装飾なんてものはない茶色オンリーの箱。厚みはしっかりしていて、潰れたり底が抜けたりしそうにない。
(フムフム、この段ボール箱に入れるとアズール家族の元に届くんだな)
僕は段ボール箱の蓋を開け、中に飲みかけのペットボトルを一本入れてみた。
少し待ってみたが何も反応が無い。ならばと段ボール箱の蓋を閉じてみる。するとモニターに『どこに配達しますか?』とメッセージが表示された。(なんか運送屋さんみたいだね。もっと言い方あるんじゃない?転送とか)
『どこに転送しますか?』
僕の考えを読み取ったのか、いきなりメッセージ内容が切り替わった。
「えっ!僕の考えてる事が判るの?!」
今まで叫んだりメッセージを送ったりしても、なにも反応しなかったのに‥‥‥‥‥
その後、僕は頭の中で色々と質問したがなにも反応は無かった。(ぐぬぬぬ‥‥解せぬ)
僕は諦めて食べ物を段ボール箱に詰めていく。昨日の晩御飯であったおむすびとトンカツが入ったタッパー、ウインナー1袋、缶詰め10缶、食パン一斤、ジャム一瓶(食べ掛け)、果汁100%ジュース三本。これで段ボール箱はいっぱいになった。
そして僕は閃いた。
「手紙も一緒に入れればいいんじゃね?」と。さっそく事細かく書いた手紙を段ボール箱に入れて蓋をする。
‥‥‥‥‥‥‥反応しない。
手紙を出して蓋をする。
『どこに配達しますか? あっ!どこに転送しますか?』
「………………」
なんで打ち直しせずに訂正文を追加するの?何気に人間くさい仕草をしやがって‥‥‥‥返事は全くしないのにな!
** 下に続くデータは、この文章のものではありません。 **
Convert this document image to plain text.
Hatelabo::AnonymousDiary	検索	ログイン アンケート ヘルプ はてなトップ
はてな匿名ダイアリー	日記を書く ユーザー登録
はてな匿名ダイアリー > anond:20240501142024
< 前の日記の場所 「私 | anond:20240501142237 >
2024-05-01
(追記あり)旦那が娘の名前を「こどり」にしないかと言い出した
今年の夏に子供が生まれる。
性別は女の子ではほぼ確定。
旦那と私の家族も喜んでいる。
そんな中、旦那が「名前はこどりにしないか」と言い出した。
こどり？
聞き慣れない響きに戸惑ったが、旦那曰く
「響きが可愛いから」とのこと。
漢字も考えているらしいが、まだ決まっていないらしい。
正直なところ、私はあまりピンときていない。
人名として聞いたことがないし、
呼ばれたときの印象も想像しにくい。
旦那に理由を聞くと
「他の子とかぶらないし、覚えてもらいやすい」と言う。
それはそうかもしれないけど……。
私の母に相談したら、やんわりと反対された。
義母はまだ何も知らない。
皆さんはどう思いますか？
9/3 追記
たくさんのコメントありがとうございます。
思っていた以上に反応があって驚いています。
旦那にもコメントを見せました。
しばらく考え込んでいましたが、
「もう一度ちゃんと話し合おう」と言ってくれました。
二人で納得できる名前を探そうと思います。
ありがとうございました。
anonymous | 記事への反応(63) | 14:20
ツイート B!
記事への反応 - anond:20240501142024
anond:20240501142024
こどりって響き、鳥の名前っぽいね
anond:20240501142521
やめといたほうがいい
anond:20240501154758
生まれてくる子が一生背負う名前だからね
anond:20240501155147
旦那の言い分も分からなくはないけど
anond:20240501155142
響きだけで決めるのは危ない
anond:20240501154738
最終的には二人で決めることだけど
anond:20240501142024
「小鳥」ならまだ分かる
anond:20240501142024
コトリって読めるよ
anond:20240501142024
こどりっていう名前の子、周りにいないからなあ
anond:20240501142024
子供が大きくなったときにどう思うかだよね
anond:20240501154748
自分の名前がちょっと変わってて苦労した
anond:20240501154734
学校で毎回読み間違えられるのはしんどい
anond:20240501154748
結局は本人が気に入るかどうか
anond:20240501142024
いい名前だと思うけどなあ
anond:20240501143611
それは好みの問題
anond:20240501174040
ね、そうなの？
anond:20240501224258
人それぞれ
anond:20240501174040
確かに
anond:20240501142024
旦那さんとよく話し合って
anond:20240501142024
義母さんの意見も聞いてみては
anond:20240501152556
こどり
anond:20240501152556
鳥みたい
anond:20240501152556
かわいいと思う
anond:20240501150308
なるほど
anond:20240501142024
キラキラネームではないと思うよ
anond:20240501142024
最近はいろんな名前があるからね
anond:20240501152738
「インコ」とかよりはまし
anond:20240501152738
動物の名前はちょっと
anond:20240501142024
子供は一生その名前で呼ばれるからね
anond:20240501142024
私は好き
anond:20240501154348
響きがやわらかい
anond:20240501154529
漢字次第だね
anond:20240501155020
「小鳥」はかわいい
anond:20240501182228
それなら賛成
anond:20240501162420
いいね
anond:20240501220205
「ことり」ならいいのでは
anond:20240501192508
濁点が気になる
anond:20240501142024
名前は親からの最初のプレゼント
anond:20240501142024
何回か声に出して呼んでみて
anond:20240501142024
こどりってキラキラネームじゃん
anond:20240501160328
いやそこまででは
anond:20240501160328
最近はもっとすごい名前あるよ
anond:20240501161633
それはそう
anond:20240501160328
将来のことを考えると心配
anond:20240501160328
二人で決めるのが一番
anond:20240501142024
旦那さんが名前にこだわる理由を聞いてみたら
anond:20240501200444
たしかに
もう手紙が送れない事が判ったけど、そっちが気になってどうでもよくなったわ!
『まあ、そんな気にすんな』
新たに追加されたメッセージ。
「……………」
僕はそのメッセージを無視し、ミーナが戻るまでアズール家族の様子を見ることにした。
家政婦さんが待って来てくれた朝食を食べながらアズール家族の様子を見ているが、母親はベッドで寝たままだ。顔色が悪く少しだけだが苦しそうな表情をしている。
タルクは畑で「フフフーン、ラララーン」と、体を揺らし歌いながら楽しそうに草取りをしていた。(和むわ~)
そしてタルクが草取りを終え、桶に水を入れ柄杓で水やりをしていたところでミーナが戻って来た。(僕は何をしてたかって? ずっとタルクを見てたよ。因みに大人の女性が好きだからね。違うからね)
「タルク、帰って来たよ~。畑の草取りありがとうね。何も問題なかった?」
タルクは満面の笑みで答える。
「ミーナお姉ちゃん、お帰りなさい!ボク、草取り頑張ったよ!もんだい?大丈夫!」
二人は手を繋いで家に入っていった。
僕は視点を家の台所に移動させ、ミーナが居ることを確認すると「神のお告げ」を発動させた。(さあどうなる!)
タルクと手を繋いだままポカーンと口を半開きにして、どこか遠い目をしているミーナ。
その姉の様子を見て小首を傾げるタルク。
その間、約三十秒。
ミーナの首が「ギキギ」と機械音が鳴っていそうな動きでタルクの方を向いた。
やっと反応したか。短いメッセージだけど理解してくれたかな?僕はミーナの泣いて喜ぶ顔を想像した。(ふふふ、存分に喜ぶがよい)
「タルク‥‥‥‥‥この家、覗かれてるわ」
「ちがーーーーう!!! 合ってるけどそこじゃなーーい!」
僕は部屋で立ち上がり叫んだ。
やっぱり思った通りだった。僕の幼馴染みもどこか抜けててズレてる女の子なのだ。ミーナはその幼馴染みと同類だったのだと。